Asian transport ministers meeting in South Korea this week will take a major step towards making a decades-old dream a reality -- integrating the entire continent into a single rail network.
Transport ministers and officials from 43 countries will gather in the port city of Busan starting today for this year's ministerial conference on transport organized by the UN Economic and Social Commission for Asia and the Pacific (UNESCAP).
The highlight of the six-day conference will be Friday's signing of the Intergovernmental Agreement on the Trans-Asian Railway (TAR) -- more poetically known as the "Iron Silk Road."
The 81,000km network, first mooted by the UN in 1960, would link capitals, ports and industrial hubs across 28 Asian countries all the way to Europe.
`COMMITMENT'
By signing, Asian states will "demonstrate their commitment to working together" on the mammoth project, said Barry Cable, director of UNESCAP's Transport and Tourism Division.
"We expect this will trigger new development in the railway sector both in terms of increasing capacity and in terms of increasing connectivity," he said.
Cable said such an international commitment would make it easier for countries to attract finance for railways from international banks.
"The agreement lays a framework for coordinated development of internationally important rail routes," UNESCAP chief Kim Hak-su said in a statement.
TARDY
Tardy progress over the past five decades indicates the challenges ahead, despite Friday's scheduled signing.

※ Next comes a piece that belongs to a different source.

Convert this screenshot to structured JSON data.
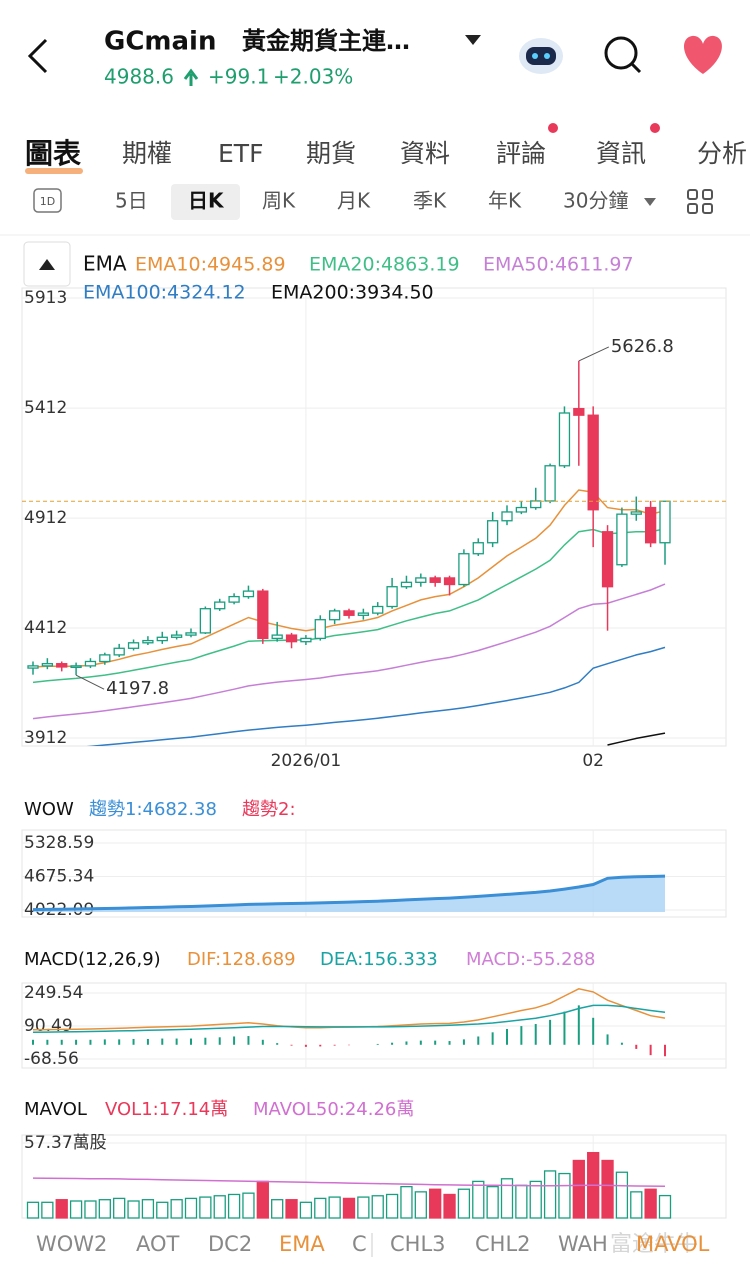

The Cold War, a major obstacle, is over but Asia has its fair share of civil conflicts and tensions.
Other problems include switching between different-gauge tracks, where to stop, how to handle sometimes tricky quarantine and immigration paperwork, and how to safely ferry cargo and people across many borders.
But fast-growing Asia, home to 60 percent of the world's population and generating 26 percent of the world's GDP, deserves better transport, Kim said.
"Asia's demand for efficient transport is greater than at any time in its history," he said.
The Asian continent boasts 13 of the world's top 20 container seaports.
But it has fewer than 100 "dry ports" -- inland container depots -- while Europe has 200 and the US has 370.
LESS CONGESTION
The Bangkok-based UN agency believes that the creating of more "ports of international importance" along the Trans-Asian Railway will reduce seaport congestion and transport expenses, as well as promoting trade and employment.
"This could actually stimulate more economic growth of the countries and share the benefits of globalization with a wider part of the community," Cable said, citing uneven development between coastal and inland areas.
Twelve of the world's 30 landlocked countries are in Asia, he said.
The TAR network would connect the vast existing railway lines across Asia with Russia and Mongolia in the north, Malaysia and the Philippines in the south, South Korea in the east and Iran and Turkey in the west.
DECLARATIONS
At the Busan conference, delegates will also issue two other declarations -- one on the direction of regional transport development in the next five years and the other on road safety.
UNESCAP estimates that last year 440,000 people died and at least 2 million were injured on Asia-Pacific roads.
This is around half of the world's fatalities, even though only one-fifth of the world's motor vehicles are registered in the region.
It estimates that at this rate, by 2020 two-thirds of the world's road deaths will be in the Asia-Pacific region.